"For the first time in its long history, ARSI is pleased to endorse a presidential candidate: Barack Obama.This coveted endorsement followed weeks of appraisals of the candidates' opinions on rutabagas and other root vegetables.The McCain campaign, in response to an email inquiry, tersely replied: "Go f*** yourselves!"
"Although it is not known whether Senator Obama has ever even tasted rutabagas, it is clear that he is open to recognizing the virtues of root vegetables other than the potato. The evidence? In recent stump speeches, he has been referring to "sweet potato pie" in terms like the following: "We might have to have a sweet potato pie contest. I'll be the judge. Cause I know my sweet potato pie."

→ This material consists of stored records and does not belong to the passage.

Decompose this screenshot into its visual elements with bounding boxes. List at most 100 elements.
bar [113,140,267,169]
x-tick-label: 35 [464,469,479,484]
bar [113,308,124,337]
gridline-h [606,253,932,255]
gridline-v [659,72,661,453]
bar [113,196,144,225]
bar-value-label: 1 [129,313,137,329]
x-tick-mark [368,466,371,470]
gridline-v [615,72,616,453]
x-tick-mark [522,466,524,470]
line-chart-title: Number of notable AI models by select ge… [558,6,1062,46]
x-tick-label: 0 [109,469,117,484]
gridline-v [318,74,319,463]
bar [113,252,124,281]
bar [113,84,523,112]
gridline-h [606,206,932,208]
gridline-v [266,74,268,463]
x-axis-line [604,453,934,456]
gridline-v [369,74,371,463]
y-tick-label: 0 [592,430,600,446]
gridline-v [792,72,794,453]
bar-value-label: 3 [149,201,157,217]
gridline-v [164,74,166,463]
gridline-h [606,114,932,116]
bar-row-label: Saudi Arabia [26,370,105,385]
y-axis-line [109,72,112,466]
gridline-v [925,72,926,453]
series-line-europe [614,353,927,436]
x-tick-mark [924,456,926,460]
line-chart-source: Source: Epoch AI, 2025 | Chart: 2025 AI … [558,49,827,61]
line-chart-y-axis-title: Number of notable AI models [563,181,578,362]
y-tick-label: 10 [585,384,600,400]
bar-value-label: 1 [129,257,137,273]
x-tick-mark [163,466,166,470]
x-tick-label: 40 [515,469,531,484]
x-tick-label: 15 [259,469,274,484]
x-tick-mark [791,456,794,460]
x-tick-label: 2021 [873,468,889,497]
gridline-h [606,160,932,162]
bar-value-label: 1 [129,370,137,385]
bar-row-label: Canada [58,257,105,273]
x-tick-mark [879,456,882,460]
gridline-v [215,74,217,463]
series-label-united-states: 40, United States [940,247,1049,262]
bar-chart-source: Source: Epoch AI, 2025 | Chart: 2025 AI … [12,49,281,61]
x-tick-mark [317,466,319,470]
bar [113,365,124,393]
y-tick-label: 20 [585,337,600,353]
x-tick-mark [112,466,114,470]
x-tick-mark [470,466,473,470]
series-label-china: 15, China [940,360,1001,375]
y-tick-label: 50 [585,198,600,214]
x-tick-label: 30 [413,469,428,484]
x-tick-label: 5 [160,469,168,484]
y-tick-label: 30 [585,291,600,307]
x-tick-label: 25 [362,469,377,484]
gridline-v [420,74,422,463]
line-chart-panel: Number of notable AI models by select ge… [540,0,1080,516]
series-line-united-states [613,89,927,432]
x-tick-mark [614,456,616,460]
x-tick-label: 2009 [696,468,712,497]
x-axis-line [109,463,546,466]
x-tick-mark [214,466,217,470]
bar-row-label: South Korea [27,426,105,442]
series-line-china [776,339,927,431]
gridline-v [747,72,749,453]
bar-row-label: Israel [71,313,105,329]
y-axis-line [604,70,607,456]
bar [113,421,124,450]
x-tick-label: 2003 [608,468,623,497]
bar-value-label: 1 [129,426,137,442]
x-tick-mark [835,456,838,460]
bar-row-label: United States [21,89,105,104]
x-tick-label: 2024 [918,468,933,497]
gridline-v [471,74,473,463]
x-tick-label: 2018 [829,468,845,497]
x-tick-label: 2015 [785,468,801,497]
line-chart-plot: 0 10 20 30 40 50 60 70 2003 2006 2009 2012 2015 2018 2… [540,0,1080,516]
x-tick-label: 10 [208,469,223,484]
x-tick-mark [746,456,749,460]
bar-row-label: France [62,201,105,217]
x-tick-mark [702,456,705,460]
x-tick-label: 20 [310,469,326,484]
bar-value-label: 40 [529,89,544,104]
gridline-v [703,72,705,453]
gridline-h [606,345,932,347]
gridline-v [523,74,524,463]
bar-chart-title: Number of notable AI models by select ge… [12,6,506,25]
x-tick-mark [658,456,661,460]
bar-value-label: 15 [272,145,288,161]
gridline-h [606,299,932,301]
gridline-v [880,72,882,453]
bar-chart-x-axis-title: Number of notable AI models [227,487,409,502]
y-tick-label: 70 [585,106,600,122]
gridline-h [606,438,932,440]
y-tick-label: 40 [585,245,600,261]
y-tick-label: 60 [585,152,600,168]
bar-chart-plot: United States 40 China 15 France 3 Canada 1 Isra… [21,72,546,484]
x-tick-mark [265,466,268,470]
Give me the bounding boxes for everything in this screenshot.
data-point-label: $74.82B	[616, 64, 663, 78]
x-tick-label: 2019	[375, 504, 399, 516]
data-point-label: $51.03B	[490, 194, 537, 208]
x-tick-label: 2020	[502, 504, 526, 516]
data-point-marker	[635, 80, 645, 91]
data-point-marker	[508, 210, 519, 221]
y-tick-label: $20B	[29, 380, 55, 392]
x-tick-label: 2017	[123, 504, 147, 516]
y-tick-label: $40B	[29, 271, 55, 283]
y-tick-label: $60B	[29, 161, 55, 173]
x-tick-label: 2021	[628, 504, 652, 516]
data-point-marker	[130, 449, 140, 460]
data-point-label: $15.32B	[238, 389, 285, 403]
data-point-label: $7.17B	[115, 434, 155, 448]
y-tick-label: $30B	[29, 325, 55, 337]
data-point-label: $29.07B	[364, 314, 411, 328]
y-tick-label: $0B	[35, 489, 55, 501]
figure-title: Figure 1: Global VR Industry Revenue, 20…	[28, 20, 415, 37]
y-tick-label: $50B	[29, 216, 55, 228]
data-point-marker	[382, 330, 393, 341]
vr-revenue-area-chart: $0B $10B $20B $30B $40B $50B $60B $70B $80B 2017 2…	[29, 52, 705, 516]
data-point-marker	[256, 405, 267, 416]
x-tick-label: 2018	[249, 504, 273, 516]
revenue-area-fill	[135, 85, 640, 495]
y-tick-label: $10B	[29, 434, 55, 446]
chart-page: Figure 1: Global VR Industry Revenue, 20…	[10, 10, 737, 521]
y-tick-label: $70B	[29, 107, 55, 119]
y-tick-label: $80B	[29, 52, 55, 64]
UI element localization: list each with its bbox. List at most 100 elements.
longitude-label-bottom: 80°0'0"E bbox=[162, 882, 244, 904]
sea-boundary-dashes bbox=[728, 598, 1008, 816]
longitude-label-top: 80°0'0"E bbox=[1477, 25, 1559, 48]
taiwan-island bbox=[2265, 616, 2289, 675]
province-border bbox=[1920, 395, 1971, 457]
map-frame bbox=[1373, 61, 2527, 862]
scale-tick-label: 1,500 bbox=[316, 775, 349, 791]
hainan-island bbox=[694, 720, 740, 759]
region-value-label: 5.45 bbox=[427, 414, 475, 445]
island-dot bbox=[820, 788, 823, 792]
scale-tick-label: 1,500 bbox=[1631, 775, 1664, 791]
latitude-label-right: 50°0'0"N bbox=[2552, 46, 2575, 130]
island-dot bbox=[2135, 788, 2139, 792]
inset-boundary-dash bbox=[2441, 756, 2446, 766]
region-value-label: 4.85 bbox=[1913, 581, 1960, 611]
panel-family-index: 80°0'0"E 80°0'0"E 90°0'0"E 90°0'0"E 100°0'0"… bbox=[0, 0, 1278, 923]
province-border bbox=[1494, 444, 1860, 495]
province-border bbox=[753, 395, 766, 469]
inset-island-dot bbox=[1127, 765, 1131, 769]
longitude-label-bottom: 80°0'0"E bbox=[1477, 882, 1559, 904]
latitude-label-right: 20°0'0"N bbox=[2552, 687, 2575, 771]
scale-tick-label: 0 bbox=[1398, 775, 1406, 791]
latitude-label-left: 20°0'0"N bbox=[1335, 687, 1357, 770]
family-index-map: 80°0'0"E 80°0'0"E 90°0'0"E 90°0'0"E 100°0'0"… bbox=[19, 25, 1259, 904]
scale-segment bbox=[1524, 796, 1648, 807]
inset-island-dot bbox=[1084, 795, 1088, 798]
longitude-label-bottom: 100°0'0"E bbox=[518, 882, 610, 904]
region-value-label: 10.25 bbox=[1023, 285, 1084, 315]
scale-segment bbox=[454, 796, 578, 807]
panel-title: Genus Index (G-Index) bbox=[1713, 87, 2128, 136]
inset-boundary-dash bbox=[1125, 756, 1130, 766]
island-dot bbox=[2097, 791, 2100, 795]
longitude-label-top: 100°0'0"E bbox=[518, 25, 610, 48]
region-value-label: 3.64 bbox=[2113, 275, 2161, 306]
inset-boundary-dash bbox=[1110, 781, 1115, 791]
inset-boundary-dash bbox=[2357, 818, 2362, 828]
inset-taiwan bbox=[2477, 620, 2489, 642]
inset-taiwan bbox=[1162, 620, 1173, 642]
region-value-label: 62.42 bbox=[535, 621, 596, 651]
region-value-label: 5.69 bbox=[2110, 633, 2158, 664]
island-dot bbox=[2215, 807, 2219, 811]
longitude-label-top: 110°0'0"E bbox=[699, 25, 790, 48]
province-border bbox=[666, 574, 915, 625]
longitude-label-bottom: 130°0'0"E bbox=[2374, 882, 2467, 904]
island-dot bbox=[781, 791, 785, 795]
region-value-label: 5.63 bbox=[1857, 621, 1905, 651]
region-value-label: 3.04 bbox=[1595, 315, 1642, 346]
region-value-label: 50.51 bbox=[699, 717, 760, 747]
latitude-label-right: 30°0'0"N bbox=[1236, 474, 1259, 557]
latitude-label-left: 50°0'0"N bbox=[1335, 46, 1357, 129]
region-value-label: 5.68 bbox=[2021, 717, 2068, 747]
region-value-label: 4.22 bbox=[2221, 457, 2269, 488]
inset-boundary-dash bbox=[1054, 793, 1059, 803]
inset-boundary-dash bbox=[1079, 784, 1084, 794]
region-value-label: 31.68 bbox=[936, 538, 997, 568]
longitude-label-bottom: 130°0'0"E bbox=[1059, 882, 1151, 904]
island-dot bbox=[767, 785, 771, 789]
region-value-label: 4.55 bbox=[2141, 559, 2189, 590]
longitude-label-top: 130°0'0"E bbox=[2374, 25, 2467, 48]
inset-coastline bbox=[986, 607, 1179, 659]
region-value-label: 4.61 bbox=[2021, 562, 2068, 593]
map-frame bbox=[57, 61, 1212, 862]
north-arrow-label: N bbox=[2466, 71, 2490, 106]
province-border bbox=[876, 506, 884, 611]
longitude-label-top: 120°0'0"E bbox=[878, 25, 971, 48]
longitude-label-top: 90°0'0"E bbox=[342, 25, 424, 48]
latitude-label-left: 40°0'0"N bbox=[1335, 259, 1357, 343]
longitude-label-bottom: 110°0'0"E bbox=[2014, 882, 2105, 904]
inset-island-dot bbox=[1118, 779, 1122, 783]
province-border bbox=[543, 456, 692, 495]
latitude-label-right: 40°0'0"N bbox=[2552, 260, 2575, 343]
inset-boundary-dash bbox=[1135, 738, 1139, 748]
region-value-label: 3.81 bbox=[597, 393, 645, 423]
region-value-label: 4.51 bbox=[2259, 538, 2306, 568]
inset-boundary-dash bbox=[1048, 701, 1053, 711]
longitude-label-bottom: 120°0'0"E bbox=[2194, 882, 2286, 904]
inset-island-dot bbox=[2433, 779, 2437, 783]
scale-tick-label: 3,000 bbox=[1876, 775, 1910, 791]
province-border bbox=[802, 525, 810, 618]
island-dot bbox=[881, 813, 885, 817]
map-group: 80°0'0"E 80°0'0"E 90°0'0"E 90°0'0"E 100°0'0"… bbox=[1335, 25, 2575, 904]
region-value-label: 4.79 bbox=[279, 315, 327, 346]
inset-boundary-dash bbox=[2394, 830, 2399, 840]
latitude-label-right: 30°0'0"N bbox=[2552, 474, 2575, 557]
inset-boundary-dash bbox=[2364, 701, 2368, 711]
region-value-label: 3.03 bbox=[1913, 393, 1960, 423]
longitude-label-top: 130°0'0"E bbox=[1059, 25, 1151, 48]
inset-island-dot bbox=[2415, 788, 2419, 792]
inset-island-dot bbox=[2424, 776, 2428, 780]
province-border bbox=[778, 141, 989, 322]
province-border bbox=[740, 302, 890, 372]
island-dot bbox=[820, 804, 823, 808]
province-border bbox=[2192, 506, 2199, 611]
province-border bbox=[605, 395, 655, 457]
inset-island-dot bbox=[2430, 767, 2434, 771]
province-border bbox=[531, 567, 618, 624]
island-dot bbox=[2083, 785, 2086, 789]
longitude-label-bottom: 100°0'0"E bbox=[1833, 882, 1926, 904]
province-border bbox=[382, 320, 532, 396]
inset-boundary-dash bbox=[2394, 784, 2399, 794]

"Surely a candidate who recognizes the appeal of the lowly sweet potato would be equally susceptible to the charms of rutabaga pie. We at ARSI will make every effort to include rutabaga pie in the contest that he's offered to judge.
"Unlike his opponents [see below for details], Obama offers rutabagans everywhere a priceless commodity: hope.
"With the power vested in me by our organization, I take pride in declaring that Election Day, 2008, shall be known as NATIONAL RUTOBAMA DAY!"
--Obie MacAroon III - Iquitos, Peru
Sarah Palin was more receptive, exclaiming: "Yes, we grow giant rutabagas in Alaska, and I can even look out my window and see a patch or two. Let me think about it." A few minutes later, though, a staffer called and said: "Sorry, no can do. We hear you people are a bunch of whack jobs."
Joe Biden, reached by telephone, said "Are you joking?" before hanging up in apparent disgust.
Based on its careful evaluation of the candidates, ARSI is pleased to endorse Barack Obama for President.
A six-figure donation to Obama/Biden, personally signed by Obie MacAroon, was "politely but firmly rejected" by the campaign, according to an Obama representative in Chicago.